- Expect CMS to move against backlog held up by litigation.
- Expect an increase in DOJ investigative and enforcement actions.
The D.C. Circuit Court of Appeals has reversed a lower court opinion that vacated the Center for Medicare and Medicaid Services (CMS) Overpayment Rule for Medicare Advantage Organizations (MAOs). As a result, CMS may again require MAOs to return payments that were based upon diagnoses that were unsupported by medical records.
The Overpayment Rule, which was established by the Affordable Care Act (ACA), requires that an overpayment be reported and returned within 60 days after the date on which the overpayment was identified (or, if applicable, by the cost report due date). Health care providers and suppliers may otherwise face liability under the False Claims Act (FCA) and the Civil Monetary Penalties Law (CMPL). They may also be subject to exclusion from federal health care programs.
In its opinion, the Court states that “[t]he Overpayment Rule is part of the government’s ongoing effort to trim unnecessary costs from the Medicare Advantage program” and “[n]either Congress nor CMS has ever treated an unsupported diagnosis for a beneficiary as valid grounds for payment to a Medicare Advantage insurer. Consistent with that approach, the Overpayment Rule requires that, if an insurer learns a diagnosis it submitted to CMS for payment lacks support in the beneficiary’s medical record, the insurer must refund that payment within sixty days. The Rule couldn’t be simpler.”

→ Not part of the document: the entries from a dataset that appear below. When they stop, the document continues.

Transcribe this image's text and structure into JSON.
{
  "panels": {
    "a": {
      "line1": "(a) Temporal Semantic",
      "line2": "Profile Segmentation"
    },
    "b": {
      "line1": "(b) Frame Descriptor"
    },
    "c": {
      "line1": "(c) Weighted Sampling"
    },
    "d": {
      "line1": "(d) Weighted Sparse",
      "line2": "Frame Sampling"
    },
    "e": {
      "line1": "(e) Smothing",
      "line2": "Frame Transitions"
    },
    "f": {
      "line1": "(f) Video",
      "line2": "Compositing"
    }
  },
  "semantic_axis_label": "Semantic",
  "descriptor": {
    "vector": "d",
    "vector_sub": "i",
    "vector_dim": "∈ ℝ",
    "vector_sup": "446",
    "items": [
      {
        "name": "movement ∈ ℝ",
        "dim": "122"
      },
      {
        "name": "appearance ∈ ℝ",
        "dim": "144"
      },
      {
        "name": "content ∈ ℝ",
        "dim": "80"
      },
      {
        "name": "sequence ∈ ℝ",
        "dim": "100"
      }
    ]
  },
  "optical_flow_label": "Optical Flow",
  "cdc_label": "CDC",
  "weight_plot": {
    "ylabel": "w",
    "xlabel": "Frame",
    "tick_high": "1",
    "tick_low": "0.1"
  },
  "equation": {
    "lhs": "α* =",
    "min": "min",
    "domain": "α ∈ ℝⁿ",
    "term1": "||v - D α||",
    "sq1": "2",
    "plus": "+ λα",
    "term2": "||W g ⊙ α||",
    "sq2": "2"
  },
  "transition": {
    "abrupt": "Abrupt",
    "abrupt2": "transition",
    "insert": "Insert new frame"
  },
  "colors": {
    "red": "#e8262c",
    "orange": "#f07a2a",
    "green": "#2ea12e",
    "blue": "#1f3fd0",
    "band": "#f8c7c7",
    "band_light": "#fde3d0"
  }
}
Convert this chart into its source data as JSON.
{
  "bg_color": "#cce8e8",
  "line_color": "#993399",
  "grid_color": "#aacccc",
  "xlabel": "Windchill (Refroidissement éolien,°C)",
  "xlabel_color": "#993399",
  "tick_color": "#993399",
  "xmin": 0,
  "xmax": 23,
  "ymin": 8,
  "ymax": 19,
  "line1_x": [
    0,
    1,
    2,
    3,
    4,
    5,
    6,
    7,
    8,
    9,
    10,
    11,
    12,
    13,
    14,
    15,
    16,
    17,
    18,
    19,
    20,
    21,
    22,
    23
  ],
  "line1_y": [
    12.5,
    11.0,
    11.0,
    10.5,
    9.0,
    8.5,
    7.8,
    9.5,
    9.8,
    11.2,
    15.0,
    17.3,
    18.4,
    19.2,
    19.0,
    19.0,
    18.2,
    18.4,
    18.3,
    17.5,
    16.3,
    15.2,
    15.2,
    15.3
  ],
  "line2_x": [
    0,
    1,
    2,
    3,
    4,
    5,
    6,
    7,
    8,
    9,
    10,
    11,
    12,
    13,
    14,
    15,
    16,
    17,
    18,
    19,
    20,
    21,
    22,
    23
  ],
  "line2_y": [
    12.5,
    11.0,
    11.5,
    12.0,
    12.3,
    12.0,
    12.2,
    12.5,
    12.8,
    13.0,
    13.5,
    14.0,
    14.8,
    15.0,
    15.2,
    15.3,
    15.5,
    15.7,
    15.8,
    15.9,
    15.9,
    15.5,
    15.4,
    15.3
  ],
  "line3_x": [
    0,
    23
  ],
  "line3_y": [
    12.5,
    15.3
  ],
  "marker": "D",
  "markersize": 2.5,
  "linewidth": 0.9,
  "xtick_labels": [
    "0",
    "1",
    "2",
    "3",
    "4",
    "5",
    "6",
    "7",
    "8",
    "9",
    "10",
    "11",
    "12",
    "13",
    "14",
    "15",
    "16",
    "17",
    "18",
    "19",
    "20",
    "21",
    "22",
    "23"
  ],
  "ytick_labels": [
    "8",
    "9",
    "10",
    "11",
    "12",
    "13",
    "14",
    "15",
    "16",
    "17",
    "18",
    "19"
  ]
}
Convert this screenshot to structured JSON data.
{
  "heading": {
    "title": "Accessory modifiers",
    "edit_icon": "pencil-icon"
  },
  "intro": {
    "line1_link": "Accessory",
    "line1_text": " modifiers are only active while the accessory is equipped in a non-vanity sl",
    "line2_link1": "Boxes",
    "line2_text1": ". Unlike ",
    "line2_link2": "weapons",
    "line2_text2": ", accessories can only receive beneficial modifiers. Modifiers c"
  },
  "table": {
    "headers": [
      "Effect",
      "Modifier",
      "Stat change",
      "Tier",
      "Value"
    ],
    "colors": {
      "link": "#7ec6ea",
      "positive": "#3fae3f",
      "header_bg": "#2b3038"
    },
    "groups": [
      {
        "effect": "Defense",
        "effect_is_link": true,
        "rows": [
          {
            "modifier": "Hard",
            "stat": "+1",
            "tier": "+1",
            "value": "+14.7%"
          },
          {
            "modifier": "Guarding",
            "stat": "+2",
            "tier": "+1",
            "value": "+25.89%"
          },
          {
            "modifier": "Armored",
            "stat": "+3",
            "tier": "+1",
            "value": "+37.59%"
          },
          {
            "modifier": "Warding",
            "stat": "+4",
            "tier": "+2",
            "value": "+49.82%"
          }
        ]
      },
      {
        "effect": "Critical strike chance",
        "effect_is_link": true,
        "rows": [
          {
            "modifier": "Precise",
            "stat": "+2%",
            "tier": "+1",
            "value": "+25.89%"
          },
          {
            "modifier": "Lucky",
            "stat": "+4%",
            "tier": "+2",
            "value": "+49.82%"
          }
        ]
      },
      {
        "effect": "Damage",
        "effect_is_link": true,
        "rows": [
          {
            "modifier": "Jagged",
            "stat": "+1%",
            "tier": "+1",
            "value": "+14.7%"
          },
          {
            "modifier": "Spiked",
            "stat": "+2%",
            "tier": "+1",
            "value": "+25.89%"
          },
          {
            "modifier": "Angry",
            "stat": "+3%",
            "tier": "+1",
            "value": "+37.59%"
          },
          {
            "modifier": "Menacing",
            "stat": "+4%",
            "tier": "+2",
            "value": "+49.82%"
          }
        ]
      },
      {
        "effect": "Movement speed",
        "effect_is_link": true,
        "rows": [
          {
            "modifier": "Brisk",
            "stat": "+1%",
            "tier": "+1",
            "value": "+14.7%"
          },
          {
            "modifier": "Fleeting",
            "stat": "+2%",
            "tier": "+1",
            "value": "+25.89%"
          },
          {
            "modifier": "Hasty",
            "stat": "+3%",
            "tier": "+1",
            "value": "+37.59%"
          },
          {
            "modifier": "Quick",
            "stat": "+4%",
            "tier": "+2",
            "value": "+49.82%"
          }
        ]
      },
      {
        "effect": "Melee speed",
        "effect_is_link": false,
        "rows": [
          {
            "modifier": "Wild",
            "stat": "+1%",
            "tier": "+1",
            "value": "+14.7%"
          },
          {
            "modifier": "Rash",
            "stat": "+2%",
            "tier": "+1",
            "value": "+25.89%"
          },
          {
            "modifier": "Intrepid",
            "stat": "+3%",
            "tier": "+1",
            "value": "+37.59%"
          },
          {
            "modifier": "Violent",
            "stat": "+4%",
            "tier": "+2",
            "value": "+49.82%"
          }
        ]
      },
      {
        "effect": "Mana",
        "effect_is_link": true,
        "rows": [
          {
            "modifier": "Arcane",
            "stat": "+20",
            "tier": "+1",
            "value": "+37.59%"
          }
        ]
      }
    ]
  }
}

This ruling means CMS could move against the backlog of risk adjustment-related recoupments that it put on hold while it awaited the outcome of the litigation. This may have a significant financial impact on payors; according to the Government Accountability Office (GAO), overpayments amounted to about 10 percent of all Medicare Advantage payments in fiscal year 2016. This ruling is also likely to lead to an increase in investigative and enforcement actions. The significance of the ruling extends to the Department of Justice (DOJ), which has intervened in many qui tam actions that have accused MAOs of gaming the system by applying unsupported diagnostic codes to patient records in order to receive higher reimbursements from CMS.